US Muslim lawmaker caught in political maelstrom
A former refugee and the first black Muslim woman elected to US Congress, Ilhan Omar, embodied the American dream in her November victory but faces controversies fuelled by her own words and President Donald Trump’s hostility towards her.
Omar’s win was celebrated as historic, and her arrival in Washington contributed to the appreciation that Congress was finally becoming a more diverse, representative American institution.
Now she is receiving daily death threats.
Since her January swearingin, the 37year-old
Minnesota Democrat has been at the centre of a swirling debate about anti-Semitism, discrimination and the role of an outspoken first-year congresswoman who challenges the White House and makes her own party’s leadership chafe.
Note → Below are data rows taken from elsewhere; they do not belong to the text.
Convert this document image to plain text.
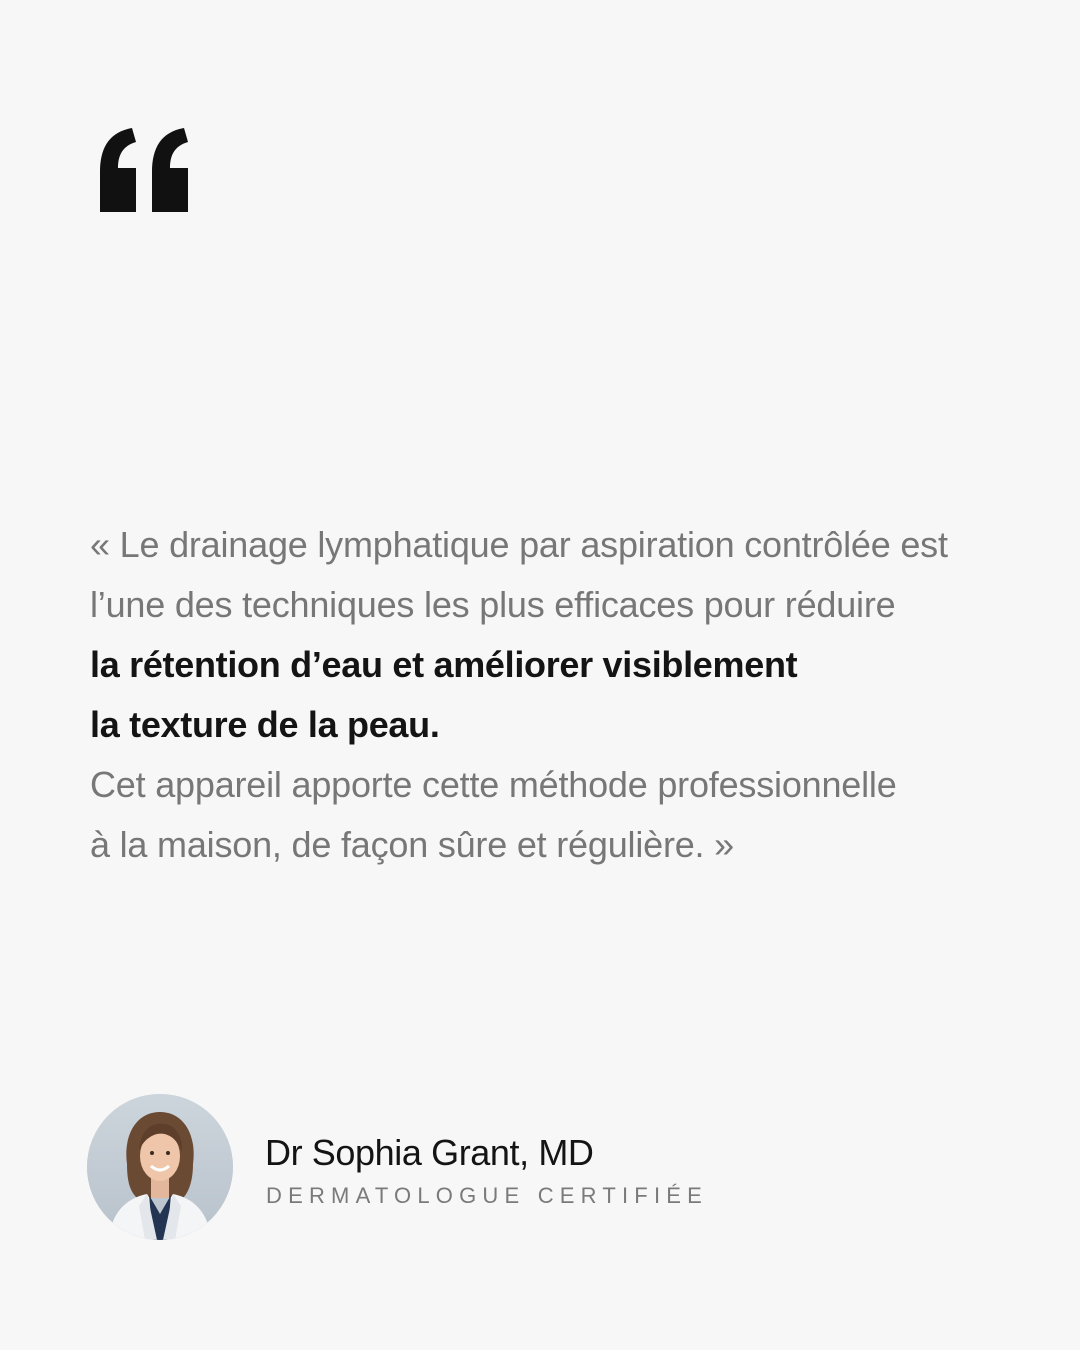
« Le drainage lymphatique par aspiration contrôlée est
l’une des techniques les plus efficaces pour réduire
la rétention d’eau et améliorer visiblement
la texture de la peau.
Cet appareil apporte cette méthode professionnelle
à la maison, de façon sûre et régulière. »
Dr Sophia Grant, MD
DERMATOLOGUE CERTIFIÉE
Omar’s remark that US political backing for the Jewish state is fuelled by money from a pro-Israel lobbying group, and her open support for a boycott and divestment movement against Israel led to vocal criticism from both sides of the political aisle.
Earlier this month, she acknowledged becoming a lightning rod, telling late-night talk show host Stephen Colbert that identity politics had made immigrants, refugees, women of colour and Muslims the focus of national controversy.
“I just happen to embody all of those identities,” Omar said on Colbert’s CBS show last week.
Belligerence against the lawmaker has ramped up dramatically after a clip emerged of her characterising the Sept 11, 2001 attacks as “some people did something”.